SDFed: Bridging Local Global Discrepancy via Subspace Refinement and Divergence Control in Federated Prompt Learning
Yicheng Di, Wei Yuan, Tieke He, Zhanjie Zhang, Ao Ma, Yuan Liu, Hongzhi Yin
TL;DR
SDFed tackles the challenge of heterogeneity in privacy-preserving federated adaptation of vision-language models by allowing a fixed-length global prompt while granting each client a variable-length local prompt. Through subspace refinement, it projects local prompts onto a subspace that mitigates conflicts with global directions, and via information retention and divergence control, it preserves key local information while maintaining separability from global representations.
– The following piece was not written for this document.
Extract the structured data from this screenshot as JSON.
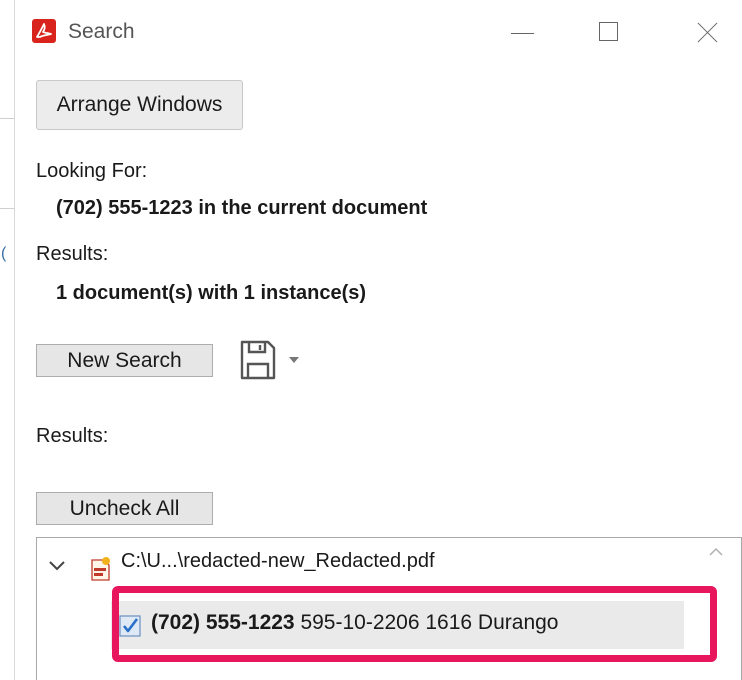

The framework achieves strong improvements across single-domain and multi-domain benchmarks, remains robust under model and data heterogeneity, and incurs minimal computational overhead from the refinement step. These results highlight SDFed’s practical potential for personalized, scalable federated prompting in diverse real-world settings.
Abstract
Vision-language pretrained models offer strong transferable representations, yet adapting them in privacy-sensitive multi-party settings is challenging due to the high communication cost of federated optimization and the limited local data on clients. Federated prompt learning mitigates this issue by keeping the VLPM backbone frozen and collaboratively training lightweight prompt parameters. However, existing approaches typically enforce a unified prompt structure and length across clients, which is inadequate under practical client heterogeneity in both data distributions and system resources, and may further introduce conflicts between globally shared and locally optimal knowledge. To address these challenges, we propose \textbf{SDFed}, a heterogeneous federated prompt learning framework that bridges Local-Global Discrepancy via Subspace Refinement and Divergence Control. SDFed maintains a fixed-length global prompt for efficient aggregation while allowing each client to learn a variable-length local prompt to better match its data characteristics and capacity. To mitigate local-global conflicts and facilitate effective knowledge transfer, SDFed introduces a subspace refinement method for local prompts and an information retention and divergence control strategy that preserves key local information while maintaining appropriate separability between global and local representations. Extensive experiments on several datasets demonstrate that SDFed consistently improves performance and robustness in heterogeneous federated settings.